Similarly, where there are subtle sensations, sensations of flow and lightness, don't give rise to craving. That way old sankharas of craving are uprooted, as they don't gain further energies to multiply and grow.

Sweep and sens, remaining equanimous and with the the law of impermenance in the mind. This is the way to liberation.

20.29
Problems lie within myself. This self and the images thereof have been so perfectly sculptured and worshipped deep within us all that we are deluded by the myth that problems are outside of us. Discover the self, remove it, perfect it, and accept others as they are, not as what we perceive them to be. Know the whole truth!

Live the practice. Live the Dhamma.

---
The Discourse Summaries--talks from a ten-day course in Vipassana Meditation, S.N. Goenka

" Dhamma is an art of living.
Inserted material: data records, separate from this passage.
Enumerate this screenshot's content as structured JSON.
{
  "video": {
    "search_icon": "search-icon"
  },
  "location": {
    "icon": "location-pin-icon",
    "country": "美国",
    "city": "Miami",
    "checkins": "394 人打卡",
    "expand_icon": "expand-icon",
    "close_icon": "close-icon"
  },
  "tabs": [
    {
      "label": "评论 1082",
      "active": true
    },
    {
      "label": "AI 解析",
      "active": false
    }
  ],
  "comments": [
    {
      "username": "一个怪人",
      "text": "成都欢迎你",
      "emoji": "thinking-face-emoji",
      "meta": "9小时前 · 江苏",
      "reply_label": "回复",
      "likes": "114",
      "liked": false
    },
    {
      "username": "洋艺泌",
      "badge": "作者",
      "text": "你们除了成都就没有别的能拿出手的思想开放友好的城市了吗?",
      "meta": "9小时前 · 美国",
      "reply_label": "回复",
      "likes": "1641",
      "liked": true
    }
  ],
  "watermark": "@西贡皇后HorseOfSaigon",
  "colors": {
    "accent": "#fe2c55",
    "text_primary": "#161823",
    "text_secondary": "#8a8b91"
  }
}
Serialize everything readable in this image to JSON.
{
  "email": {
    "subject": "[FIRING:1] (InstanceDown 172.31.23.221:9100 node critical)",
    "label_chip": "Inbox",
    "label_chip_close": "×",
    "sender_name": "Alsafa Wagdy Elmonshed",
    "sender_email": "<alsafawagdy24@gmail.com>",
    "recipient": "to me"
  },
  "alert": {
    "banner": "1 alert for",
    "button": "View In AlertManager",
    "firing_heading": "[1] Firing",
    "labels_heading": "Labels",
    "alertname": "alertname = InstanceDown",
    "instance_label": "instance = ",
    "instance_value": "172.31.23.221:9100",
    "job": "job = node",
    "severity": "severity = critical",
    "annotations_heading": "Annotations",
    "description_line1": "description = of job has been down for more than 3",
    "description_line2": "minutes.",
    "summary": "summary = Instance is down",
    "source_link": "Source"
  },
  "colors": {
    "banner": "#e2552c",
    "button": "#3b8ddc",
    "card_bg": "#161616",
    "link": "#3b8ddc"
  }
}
If you cannot use it in daily life, then coming to a course is no better than performing a ritual or ceremony. "

" fully enlightened person finds a real solution: don't run away from the problem; face it. Observe whatever impurity arises in the mind. By observing one does not suppress it, nor does one give it a free licence to express itself in harmful vocal or physical action . Between these two extremes lies the middle path: mere observation."

"Seeing from only one angle, one imagines that one's suffering is caused by other people, by an external situation. Therefore one devotes all one's energy to changing others, to changing the external situation. In fact, this is a wasted effort. One who has learned to observe reality within soon realizes, that he is completely responsible for his misery or happiness."